Talvez, como eu havia adiantado, e em comentário um leitor reiterou, o mais conveniente e adequado fosse empossar aquele que, na ausência do presidente da câmara dos vereadores, passasse a assumir essa função. Algo semelhante ao que ocorre, no plano federal, se, pelo impedimento de todos os demais na ordem sucessória (vice-presidente, presidente do congresso...), o Presidente do STF - último da ordem sucessória - tem de viajar, ou adoece. Algum outro Ministro assume a presidência do STF e, por conseguinte, a Presidência da República.
Seria o mais correto, até porque manteria o exercício do poder no âmbito dos órgãos do próprio Município, não tendo de entregá-lo a órgão do Estado-membro, em intervenção injustificável.
Bom, mas o propósito desta "atualização" não é só esclarecer leitores de outras cidades a respeito do problema, mas, sobretudo, fazer - nessa linha de conexão entre Direito e Literatura - referência a um poema de Patativa do Assaré que encontrei, no todo pertinente a respeito do assunto. Está no no Blog de Política do Jornal O POVO:



Prefeitura sem prefeito
Patativa do Assaré
.
Nessa vida atroz e dura
Tudo pode acontecer
Muito breve há de se ver
Prefeito sem prefeitura;
.
Vejo que alguém me censura
E não fica satisfeito
Porém, eu ando sem jeito,
Sem esperança e sem fé,
Por ver no meu Assaré
Prefeitura sem prefeito.
.
Por não ter literatura,
Nunca pude discernir
Se poderá existir
Prefeito sem prefeitura.
.
Porém, mesmo sem leitura,
Sem nenhum curso ter feito,
Eu conheço do direito
E sem lição de ninguém
Descobri onde é que tem
Prefeitura sem prefeito.
.
Ainda que alguém me diga
Que viu um mudo falando
Um elefante dançando
No lombo de uma formiga,
Não me causará intriga,
Escutarei com respeito,
Não mentiu este sujeito.
Muito mais barbaridade
É haver numa cidade
Prefeitura sem prefeito.
.
Não vou teimar com quem diz
Que viu ferro dar azeite,
Um avestruz dando leite
E pedra criar raiz,
Ema apanhar de perdiz
Um rio fora do leito,
Um aleijão sem defeito
E um morto declarar guerra,
Porque vejo em minha terra
Prefeitura sem prefeito.
.
Foto: Banco de dados do O POVO"

2 comentários:

Vitor disse...

Hugo, concordo com os que pensam que a questao nao deve ser visto sob a ótica da pessoa, especificamente, mas sim de quem está ocupando o cargo. Quem ocupa o cargo de Presidente da Câmara quando da ausência deste? Independentemente de QUEM seja este substituto, é ele o Presidente da Câmara em exerício - seja quem for, repito - e, consequentemente, deveria ser nomeado Prefeito na ausência de Luizianne. Mas nao custa nada providenciar essa emenda à Lei Orgânica o mais rápido....

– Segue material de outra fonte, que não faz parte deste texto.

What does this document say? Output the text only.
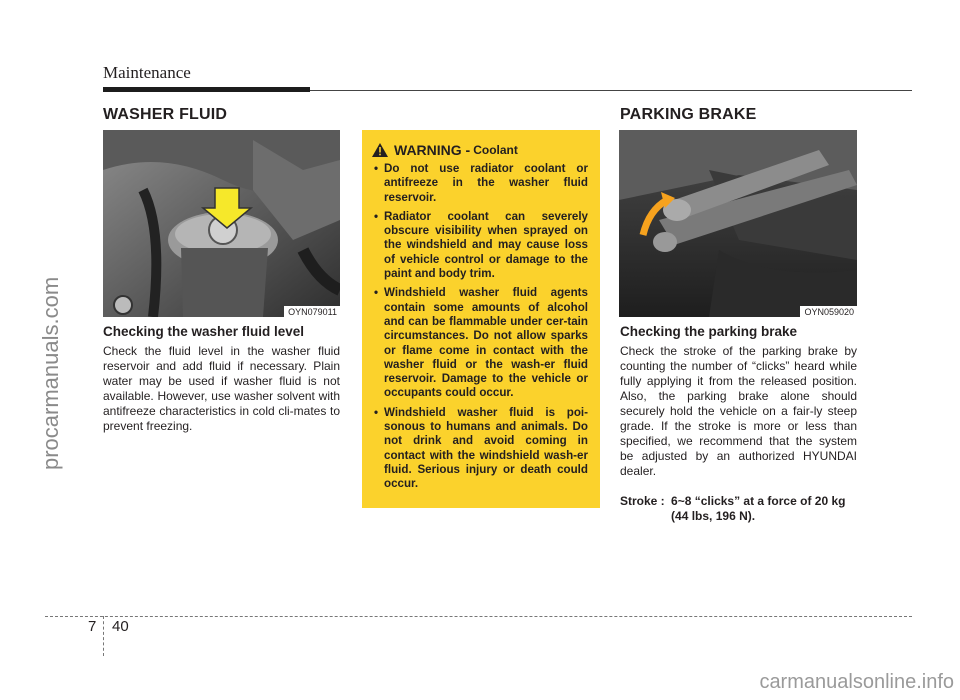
Maintenance
WASHER FLUID
OYN079011
Checking the washer fluid level
Check the fluid level in the washer fluid reservoir and add fluid if necessary. Plain water may be used if washer fluid is not available. However, use washer solvent with antifreeze characteristics in cold cli-mates to prevent freezing.
WARNING - Coolant
• Do not use radiator coolant or antifreeze in the washer fluid reservoir.
• Radiator coolant can severely obscure visibility when sprayed on the windshield and may cause loss of vehicle control or damage to the paint and body trim.
• Windshield washer fluid agents contain some amounts of alcohol and can be flammable under cer-tain circumstances. Do not allow sparks or flame come in contact with the washer fluid or the wash-er fluid reservoir. Damage to the vehicle or occupants could occur.
• Windshield washer fluid is poi-sonous to humans and animals. Do not drink and avoid coming in contact with the windshield wash-er fluid. Serious injury or death could occur.
PARKING BRAKE
OYN059020
Checking the parking brake
Check the stroke of the parking brake by counting the number of “clicks” heard while fully applying it from the released position. Also, the parking brake alone should securely hold the vehicle on a fair-ly steep grade. If the stroke is more or less than specified, we recommend that the system be adjusted by an authorized HYUNDAI dealer.
Stroke : 6~8 “clicks” at a force of 20 kg (44 lbs, 196 N).
7 40
procarmanuals.com
carmanualsonline.info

Hugo de Brito Machado Segundo disse...

É verdade, Vitor.
Mas, no caso de Fortaleza, havia um problema na solução de entregar o exercício da prefeitura ao vice-presidente da Câmara dos Vereadores. É que NENHUM vereador queria assumir a prefeitura. Nem o presidente, nem o vice, tampouco os demais...
E a LO também não contém essa previsão.
Por outro lado, a PGM é órgão permanente da administração municipal (não pode ser "dissolvida" ou "extinta" como as secretarias), está hierarquicamente logo abaixo do prefeito, e cabe a ela representar o município judicial e extra-judicialmente...
Não faz sentido, nesse quadro, que o PGM assuma?